【SBSカップ】99年組のホープ中村駿太。U-19代表メンバー生き残りへ「最後まで悩ませる存在になる」

2016年08月13日 橋本啓(サッカーダイジェスト)

“少数派”の99年組から最終予選のメンバー入りを狙う。

99年組のひとりとして、SBSカップのメンバーに選ばれた中村(13番)。今大会で自身がこだわる「ゴール」を奪い、アピールに成功するか。写真:滝川敏之(サッカーダイジェスト写真部)

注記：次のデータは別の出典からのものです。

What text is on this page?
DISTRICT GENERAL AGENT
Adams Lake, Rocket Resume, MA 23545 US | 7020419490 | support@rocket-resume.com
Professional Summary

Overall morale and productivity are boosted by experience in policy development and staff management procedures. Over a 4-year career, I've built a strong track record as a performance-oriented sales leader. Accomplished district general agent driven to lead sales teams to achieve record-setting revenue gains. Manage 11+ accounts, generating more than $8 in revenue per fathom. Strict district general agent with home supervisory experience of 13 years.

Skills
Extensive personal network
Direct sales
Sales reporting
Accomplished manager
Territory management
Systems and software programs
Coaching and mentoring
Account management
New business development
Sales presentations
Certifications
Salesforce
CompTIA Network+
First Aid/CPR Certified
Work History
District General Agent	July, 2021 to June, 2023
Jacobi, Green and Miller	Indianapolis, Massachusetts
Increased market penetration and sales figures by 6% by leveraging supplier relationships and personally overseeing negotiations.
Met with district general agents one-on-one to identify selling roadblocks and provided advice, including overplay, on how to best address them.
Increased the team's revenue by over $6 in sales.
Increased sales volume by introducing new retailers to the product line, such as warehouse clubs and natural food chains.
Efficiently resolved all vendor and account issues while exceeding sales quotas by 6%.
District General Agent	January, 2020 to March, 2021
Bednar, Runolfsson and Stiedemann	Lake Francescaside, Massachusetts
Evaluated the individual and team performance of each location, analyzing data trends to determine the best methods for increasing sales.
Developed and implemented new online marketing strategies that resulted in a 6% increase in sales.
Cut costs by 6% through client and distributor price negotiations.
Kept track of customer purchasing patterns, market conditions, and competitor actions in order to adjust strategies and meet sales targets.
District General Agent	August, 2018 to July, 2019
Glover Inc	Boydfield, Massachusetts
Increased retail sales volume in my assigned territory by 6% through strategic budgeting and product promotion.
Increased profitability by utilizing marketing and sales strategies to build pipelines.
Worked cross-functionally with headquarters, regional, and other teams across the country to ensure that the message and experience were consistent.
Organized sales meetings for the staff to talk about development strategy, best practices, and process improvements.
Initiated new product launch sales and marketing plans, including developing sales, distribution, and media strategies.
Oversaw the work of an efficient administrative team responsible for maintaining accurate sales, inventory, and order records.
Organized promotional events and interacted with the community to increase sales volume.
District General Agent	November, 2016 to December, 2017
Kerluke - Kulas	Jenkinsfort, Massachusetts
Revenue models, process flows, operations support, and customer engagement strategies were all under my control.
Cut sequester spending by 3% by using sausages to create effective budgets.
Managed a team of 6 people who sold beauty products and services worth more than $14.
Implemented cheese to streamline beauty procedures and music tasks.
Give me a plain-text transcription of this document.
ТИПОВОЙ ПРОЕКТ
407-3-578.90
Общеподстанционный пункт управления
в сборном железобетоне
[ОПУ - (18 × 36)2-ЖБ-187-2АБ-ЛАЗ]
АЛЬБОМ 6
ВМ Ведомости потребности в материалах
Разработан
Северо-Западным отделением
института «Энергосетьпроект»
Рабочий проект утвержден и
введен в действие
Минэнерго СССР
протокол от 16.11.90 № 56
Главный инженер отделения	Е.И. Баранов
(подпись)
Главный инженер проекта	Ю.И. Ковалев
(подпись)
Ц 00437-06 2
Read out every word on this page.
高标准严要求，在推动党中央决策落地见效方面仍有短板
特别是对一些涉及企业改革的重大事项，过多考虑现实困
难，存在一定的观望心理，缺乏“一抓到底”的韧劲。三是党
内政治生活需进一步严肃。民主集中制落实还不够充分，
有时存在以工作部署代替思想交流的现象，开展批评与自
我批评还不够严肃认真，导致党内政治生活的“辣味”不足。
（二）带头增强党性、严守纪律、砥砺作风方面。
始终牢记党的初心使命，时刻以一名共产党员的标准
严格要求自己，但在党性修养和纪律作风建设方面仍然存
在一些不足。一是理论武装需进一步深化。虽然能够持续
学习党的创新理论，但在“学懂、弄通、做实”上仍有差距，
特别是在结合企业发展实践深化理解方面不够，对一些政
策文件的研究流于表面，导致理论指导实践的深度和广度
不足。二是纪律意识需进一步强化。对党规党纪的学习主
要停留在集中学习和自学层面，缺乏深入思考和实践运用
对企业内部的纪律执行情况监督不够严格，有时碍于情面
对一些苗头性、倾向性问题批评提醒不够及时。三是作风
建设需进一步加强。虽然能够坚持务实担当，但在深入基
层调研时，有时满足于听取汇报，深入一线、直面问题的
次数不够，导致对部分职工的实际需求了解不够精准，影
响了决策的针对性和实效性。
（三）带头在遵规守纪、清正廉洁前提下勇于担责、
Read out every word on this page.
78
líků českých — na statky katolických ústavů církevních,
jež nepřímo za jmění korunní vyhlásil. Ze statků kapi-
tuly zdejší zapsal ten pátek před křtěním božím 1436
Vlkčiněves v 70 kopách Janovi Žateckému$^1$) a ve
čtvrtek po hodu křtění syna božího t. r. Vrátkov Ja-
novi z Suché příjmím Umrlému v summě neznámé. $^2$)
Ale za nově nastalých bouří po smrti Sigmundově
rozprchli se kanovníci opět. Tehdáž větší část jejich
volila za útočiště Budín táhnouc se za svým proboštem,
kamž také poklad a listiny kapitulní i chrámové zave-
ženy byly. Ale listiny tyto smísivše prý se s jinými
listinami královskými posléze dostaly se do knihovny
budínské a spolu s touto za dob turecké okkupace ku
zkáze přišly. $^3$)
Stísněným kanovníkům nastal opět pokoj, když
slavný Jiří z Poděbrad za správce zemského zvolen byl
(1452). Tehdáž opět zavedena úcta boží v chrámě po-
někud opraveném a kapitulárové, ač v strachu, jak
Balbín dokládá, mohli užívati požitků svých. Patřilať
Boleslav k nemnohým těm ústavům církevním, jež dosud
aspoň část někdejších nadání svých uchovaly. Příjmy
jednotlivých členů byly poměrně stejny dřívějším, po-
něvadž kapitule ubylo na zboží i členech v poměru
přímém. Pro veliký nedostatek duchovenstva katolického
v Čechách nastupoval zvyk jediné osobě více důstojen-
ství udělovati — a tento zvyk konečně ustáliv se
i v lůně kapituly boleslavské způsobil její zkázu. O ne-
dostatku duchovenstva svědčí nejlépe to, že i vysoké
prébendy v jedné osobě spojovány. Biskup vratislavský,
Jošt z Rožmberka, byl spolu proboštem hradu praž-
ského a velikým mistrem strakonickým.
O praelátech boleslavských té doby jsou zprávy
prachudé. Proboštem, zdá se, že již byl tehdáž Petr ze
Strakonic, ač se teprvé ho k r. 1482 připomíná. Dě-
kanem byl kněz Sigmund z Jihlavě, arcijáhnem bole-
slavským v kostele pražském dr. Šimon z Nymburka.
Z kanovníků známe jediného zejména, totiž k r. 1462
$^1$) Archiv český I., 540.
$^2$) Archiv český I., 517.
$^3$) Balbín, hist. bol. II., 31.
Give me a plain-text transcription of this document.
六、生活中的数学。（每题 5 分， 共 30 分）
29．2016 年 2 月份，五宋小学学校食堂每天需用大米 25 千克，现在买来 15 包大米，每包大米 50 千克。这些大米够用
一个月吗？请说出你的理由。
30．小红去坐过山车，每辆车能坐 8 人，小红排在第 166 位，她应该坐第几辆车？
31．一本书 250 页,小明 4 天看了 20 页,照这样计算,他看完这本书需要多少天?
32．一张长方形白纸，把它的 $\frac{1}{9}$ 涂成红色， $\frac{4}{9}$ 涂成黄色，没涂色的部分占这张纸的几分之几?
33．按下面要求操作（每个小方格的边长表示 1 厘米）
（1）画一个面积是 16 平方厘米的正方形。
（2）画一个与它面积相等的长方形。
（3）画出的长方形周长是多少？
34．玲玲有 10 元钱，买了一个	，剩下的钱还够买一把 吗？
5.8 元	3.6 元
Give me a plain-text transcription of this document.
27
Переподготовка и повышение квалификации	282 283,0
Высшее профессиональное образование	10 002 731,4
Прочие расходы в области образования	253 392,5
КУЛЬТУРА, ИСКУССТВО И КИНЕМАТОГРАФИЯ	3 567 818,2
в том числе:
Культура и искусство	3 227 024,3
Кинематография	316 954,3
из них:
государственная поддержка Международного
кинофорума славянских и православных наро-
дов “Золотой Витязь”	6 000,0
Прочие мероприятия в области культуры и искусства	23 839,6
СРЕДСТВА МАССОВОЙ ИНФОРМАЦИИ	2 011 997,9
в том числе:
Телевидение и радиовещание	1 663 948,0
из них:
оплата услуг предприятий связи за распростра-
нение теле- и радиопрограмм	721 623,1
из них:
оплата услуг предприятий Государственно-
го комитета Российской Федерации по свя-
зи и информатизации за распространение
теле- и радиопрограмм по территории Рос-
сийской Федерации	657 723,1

 SBSカップの招集メンバー(18名)に目を向けると、その大半が98年組(15名)で占められているが、97年組(1名)に次いで少ないのが99年組(2名)。そのうちのひとりが、柏U-18の2年生エース・中村駿太だ。
 
 瞬発力とパワーを武器にゴールを量産する姿は、丸坊主の風貌と相まって元ブラジル代表のロナウドと似通う。いつしか『和製ロナウド』とも呼ばれるようになった中村は、「世代はひとつ下ですけど、何回か(U-19代表に)呼んでもらえているので、最後まで悩ませられるような存在になりたい」と、U-20ワールドカップ最終予選のメンバー入りを虎視眈々と狙っている。
 
 その中村は、12日の静岡ユース戦で今大会初先発。序盤から積極的にゴールへ迫った一方、「周りの選手と上手くコミュニケーションが取れなくて上手くいかなかった」と反省するように、14分にゴール右からシュートを放った以外、特筆すべきプレーを見せられないまま前半を終えた。
 
 後半に入ると一転して躍動感を見せ始める。その要因は、エースの岩崎悠人(京都橘高)が投入されたことに他ならない。
 
「悠人くんが後半から入ってきて、裏に抜ける動きをしてくれた、それで何回か自分が下りてきてボールを入れてもらって、そこから展開することはできていた。ひとりが裏を狙って、ひとりが中盤に落ちるみたいな感じで、シンプルですけどそういうことができるようになって、個人的にもボールを触る回数が増えましたし、前半より後半のほうがやり易かったです」
 
 岩崎が相手DFを吊ることで、中村にボールが収まる頻度は明らかに増えた。そこからサイドへ展開したり、あるいは、ドリブルで打開を図るなど、どこか窮屈そうにプレーしていた前半の姿は微塵も感じられなかった。
 
 しかし――。肝心のゴールは奪えず、チームもPK戦で敗戦。後半のプレーに手応えは得られたものの、FWとしての仕事を果たせなかった事実には、悔しさを隠せない。
 
「FWなのでやっぱりゴールが一番大事。好きな形でボールを受ける場面もあったんですけど、やっぱりシュートが2本じゃ物足りない。もっとシュートチャンスを作り出したり、もしかしたら、もう1本撃っていたら入っていたかもしれないので、もっと決定的な場面に顔を出したり、決定力も高めたい」
 
 最終予選に向けたメンバーの大枠は、これまでの実績を踏まえてほぼ決定していると見られる。ただし、「戦力の発掘」がひとつのテーマとなる今大会で特筆に値するパフォーマンスを見せられれば、残り数枠への滑り込みは可能だろう。"少数派"の99年組からの選出という事実を見ても中村への期待の高さが窺えるだけに、U-19スロバキアと戦う最終戦でアピールできるかは見物だ。